"Don’t forget the sunscreen as you enjoy your summer vacation" by: John Sample

   Hope you had a relaxing Memorial Day weekend, kicking off the start of summer.  
  I spent time fixing roof damage from a storm and mowing.  
  Remarkable how rain makes grass grow.  
  Last week was no bargain either with the S&P 500 losing over 2% closing just above 5800.  
  You Crypto buffs were rewarded as Bitcoin climbed up to just short of $110,000 and gold continued to find favor.  
  Interest rates continued to climb with the 30-year Treasury moving up to 5%, which is no help for the real estate market.  
  It appears that Congress will have to acknowledge that all of this spending has to be adjusted.  

  We all can be concerned about our one area that should be funded but collectively, we will have to cut.  
  The only real answer is to cut a flat amount each year until we are back to a sustainable level.  
  Bring back the sequester that was so vilified.  
  We will hear from market darling Nvidia this week. 
  Trump kept the pressure on trade talks targeting the EU with a proposed 50% rate that he will hold for a short period of negotiation.  
  He also sighted in on Apple for manufacturing outside the U.S.  
  Wonder what Tim Cook thinks about his inauguration contribution now.  
  The higher interest rates will pull some investment money back into interest-bearing instruments.  
  It seems that speculation about lower rates may take a back seat to the realization that the debt has gotten far too large.  
  Remember earlier this year when June would be the first rate cut by the Federal Reserve?
  June is next week. How time flies when you are having so much fun. 
  Never ignore the fact that there are still problems in Gaza and Ukraine, to mention just a couple.  
  I don’t see this being the lazy, hazy days of summer in 2025.
  On the brighter side of the ledger, we haven’t seen inflation get out of hand and the jobs market is still relatively strong.  
  Possibly the new reality is that 4 to 5% Treasury rates are low, and zero rates are a long, lost memory.  
  I am concerned, however, about the housing market.  
  In case you haven’t been looking, nothing is selling.  
  I have a home down by the coast and the appraisal district sent me my new valuation and it was down significantly.  
  That was a first for me.  
  The rest of my property didn’t increase at all.  
  That will have an impact if it hasn’t already.  
  So much for real estate always going up in value.
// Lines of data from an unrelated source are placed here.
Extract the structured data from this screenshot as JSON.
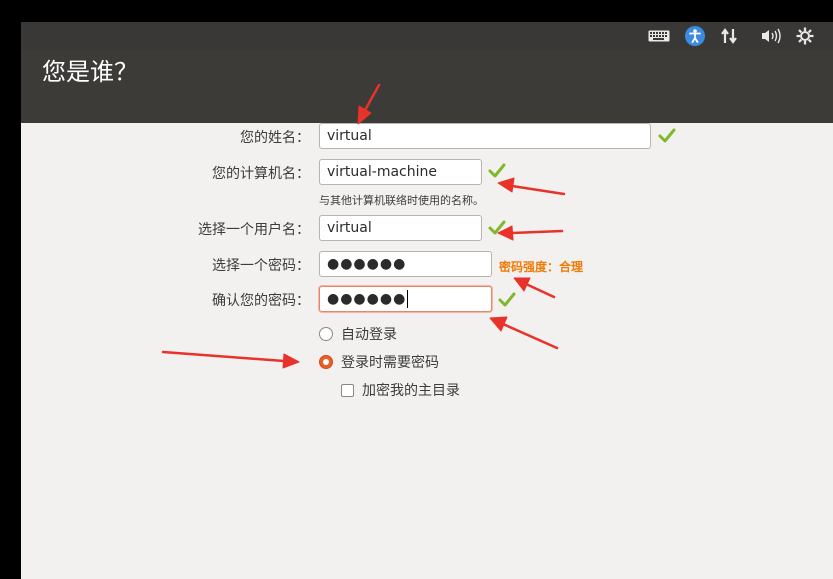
{
  "header": {
    "title": "您是谁？"
  },
  "tray": {
    "icons": [
      "keyboard-icon",
      "accessibility-icon",
      "network-icon",
      "volume-icon",
      "settings-icon"
    ]
  },
  "form": {
    "name_label": "您的姓名：",
    "name_value": "virtual",
    "computer_label": "您的计算机名：",
    "computer_value": "virtual-machine",
    "computer_hint": "与其他计算机联络时使用的名称。",
    "username_label": "选择一个用户名：",
    "username_value": "virtual",
    "password_label": "选择一个密码：",
    "password_value": "●●●●●●",
    "password_strength": "密码强度：合理",
    "confirm_label": "确认您的密码：",
    "confirm_value": "●●●●●●"
  },
  "login_options": {
    "auto_login": "自动登录",
    "require_password": "登录时需要密码",
    "encrypt_home": "加密我的主目录",
    "selected": "require_password",
    "encrypt_checked": false
  },
  "colors": {
    "check": "#7fb82a",
    "strength": "#f07b08",
    "accent": "#e5612e",
    "annotation_arrow": "#e8322a"
  }
}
  I find it hard to envision a real pullback in this market.  
  Given my past track record, you might want to get out of the market altogether, but I still find it hard to see why the market will climb significantly.  
  There are so many head winds.  
  We have bucked each and every obstacle over the last 4-plus years and they were not small in nature aka the pandemic.  
  You have to love the Mag 7.
  In fact, how do you see any of these market leaders doing poorly?
  At the very worst, they will pause.  
  You only have to take Nvidia for example, much less Netflix.  
  These companies are leading the way for a reason.  
  The only negative is they are priced for perfection.  
  Not a great argument.  
  Not saying they are values, but if you own them does it make sense to sell out?  
  I do not have problem with taking a bit off the table each time they hit a new record high.  
  Old trite expression, but it is never a gain until you take it.  
  Looks great on paper but you can’t use it to buy groceries.  
  That cash you get will at least earn you more than inflation these days.